Kali T1 – le commencement

Kali dont le premier tome s’appelle le Réveil est une histoire sur la Déesse Indienne du même nom, est mon dernier manuscrit commencer. J’avais tapé 723 mots le 23 mars avant de me concentrer sur le manuscrit « Une Renconrre Inattendue » Du 28 au 30 juillet, j’ai écrit 3 chapitres pour 5 084 mots, le 4 éme chapitre est à la moitié de son écriture, mais je l’ai mis en pause pour le moment, je finis quelque truc lié à mon autre projet avant de le reprendre.

Je ne sais pas si ça sera une trilogie ou une série de 4 tomes, bien que j’aie l’histoire en tête pour les couper, je n’ai pas encore décidé. J’ai le schéma des 2 premiers tomes, mais pas plus.

De quoi parle l’histoire.

Kâla est une jeune femme d’une vingtaine d’années voit sa vie changer tout au tout un soir dans les rues de Calcutta. Parallèlement, on a Shiv sa moitié qui deviendra ce qu’il doit devenir pour être avec elle. Je ne vous en dis pas plus pour le moment, mais vous en saurez plus le moment venu.

Un petit extrait du début pas relu et pas corrigé.

« L’été à Calcutta – qu’on nommait aussi Kolkata – n’était jamais facile pour ses habitants.

Kâla Gupta était née ici, elle connaissait chaque coin et recoin de la ville. Elle venait de fêter ses 24 ans et avait l’impression d’en avoir 10 de plus. Attablée dans un café près de l’Université où elle suivait des études de journalisme, elle attendait sa meilleure amie. Encore un an et elle aurait son diplôme en attendant, elle travaillait à mi-temps au Kolkata Times. Aujourd’hui, elle était d’humeur morose. Sa mère Disha Gupta lui avait encore brisé le cœur. Était-ce sa faute si aucun homme ne voulait d’une femme à la peau « trop » foncée ? Elle l’avait mise au monde, pourquoi, ce serait à elle d’en payer le prix ? Lal Gupta son père, l’homme pour qui elle ferait n’importe quoi. L’avait encore une fois défendu, mais cela ne suffisait plus à son pauvre cœur.

Ses deux meilleures amies comprenaient sa situation. Lali, belle comme le jour était trop petite de taille. Jennyfer, qui aurait pu remportait n’importe quel concours de beauté était métissée et dans une ville qui portait encore les stigmates de la colonisation anglaise, elle avait du mal à vivre comme une Indienne. Elle était née ici même si sa mère était une firangi*, cette dernière parlait mieux l’hindi ou le bengali que quiconque, mais la couleur de sa peau, de ses cheveux et de ses yeux ne trompait personne pas même la famille de son père.

Les deux jeunes filles se laissèrent tomber en face d’elle en soupirant.

— Que se passe-t-il Kâla, demanda Lali.

— C’est sa mère voyons, répliqua Jennyfer.

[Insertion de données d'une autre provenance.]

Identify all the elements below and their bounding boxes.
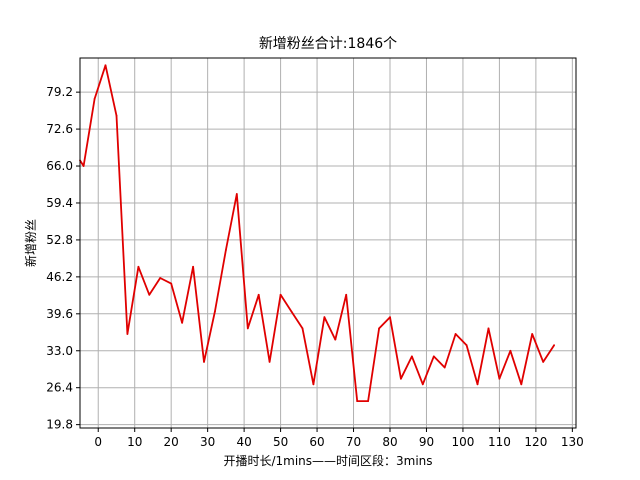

Tu sais, je ne sais pas trop ce que la mienne à trouver en mon père des fois la mentalité de notre peuple me sidère. Pourquoi les mères indiennes sont-elles obligées de nous rabaisser à chaque échec ?

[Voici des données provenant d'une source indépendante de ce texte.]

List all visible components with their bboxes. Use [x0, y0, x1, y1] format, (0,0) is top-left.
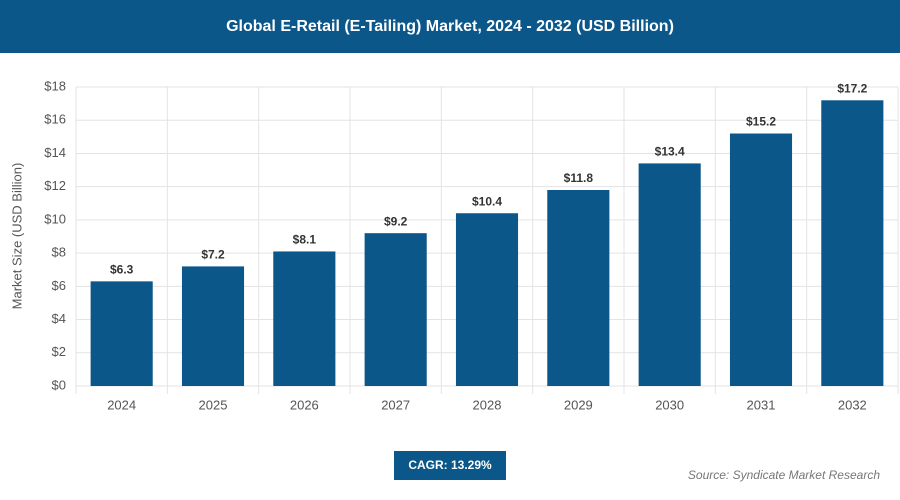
bar [181, 266, 245, 386]
x-tick-label: 2030 [655, 397, 684, 412]
y-tick-label: $12 [44, 178, 66, 193]
value-label: $13.4 [655, 145, 685, 159]
x-tick-label: 2029 [564, 397, 593, 412]
bar [547, 189, 610, 386]
y-tick-label: $16 [44, 112, 66, 127]
bar [455, 213, 519, 386]
y-tick-label: $10 [44, 211, 66, 226]
value-label: $7.2 [201, 248, 225, 262]
x-tick-label: 2027 [381, 397, 410, 412]
x-tick-label: 2024 [107, 397, 136, 412]
bar [638, 163, 701, 386]
source: Source: Syndicate Market Research [688, 468, 880, 482]
value-label: $15.2 [746, 115, 776, 129]
x-tick-label: 2025 [199, 397, 228, 412]
y-tick-label: $2 [52, 344, 66, 359]
bar [821, 100, 884, 387]
cagr-box [394, 451, 506, 480]
value-label: $11.8 [564, 171, 594, 185]
value-label: $17.2 [837, 81, 867, 95]
value-label: $6.3 [110, 263, 134, 277]
y-tick-label: $6 [52, 278, 66, 293]
bar [273, 251, 336, 386]
y-tick-label: $4 [52, 311, 66, 326]
bar [729, 133, 793, 386]
y-axis-label: Market Size (USD Billion) [9, 163, 24, 310]
x-tick-label: 2031 [747, 397, 776, 412]
x-tick-label: 2028 [473, 397, 502, 412]
y-tick-label: $0 [52, 377, 66, 392]
value-label: $10.4 [472, 194, 502, 208]
x-tick-label: 2032 [838, 397, 867, 412]
y-tick-label: $18 [44, 78, 66, 93]
cagr-label: CAGR: 13.29% [408, 458, 492, 472]
title-banner [0, 0, 900, 53]
y-tick-label: $8 [52, 245, 66, 260]
value-label: $9.2 [384, 214, 408, 228]
chart-title: Global E-Retail (E-Tailing) Market, 2024… [226, 18, 674, 35]
bar [364, 233, 427, 386]
x-tick-label: 2026 [290, 397, 319, 412]
value-label: $8.1 [293, 233, 317, 247]
bar [90, 281, 153, 386]
y-tick-label: $14 [44, 145, 66, 160]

Kâla les regarda l’une et l’autre. Elle ne se rappelait plus trop comment elles étaient devenues amies, il y avait si longtemps. Autant Lali adorait les sciences, autant Jennyfer les mathématiques. Elles n’avaient aucun point commun si ce n’est qu’elles étaient rejetées pour on ne sait quelles raisons par un membre de leur famille.

— Ce soir des personnes viennent me voir, dit-elle d’une petite voix. J’ai eu droit aux remarques habituelles. Avec le temps, je pensais être guérie, mais il n’en ait rien.

— Kâla ce ne sont pas des choses faciles à accepter. On nous a élevées pour que l’on croie que tout ce qui va de travers est de notre faute, répliqua vertement Lali, mais c’est faux. Ma mère ne fait que 5 centimètres de plus que moi, mais c’est de ma faute si je ne mesure qu’un mètre cinquante.

— Je vous ai expliqué la mentalité les filles. Ma grand-mère paternelle me reproche encore ma naissance et pourtant mes parents n’ont eu aucune relation en dehors du mariage. Mon père a eu le coup de foudre pour ma mère, mais a fait les choses dans les règles. Je comprends pourquoi ma mère n’a pas voulu avoir d’autres enfants, car cela aurait été le même problème surtout si c’était encore des filles. Nous devons faire des garçons et…

Kâla lui prit la main. C’est dans la douleur qu’elles se comprenaient le mieux. »

 

À Très vite pour la suite des aventures de Kâla.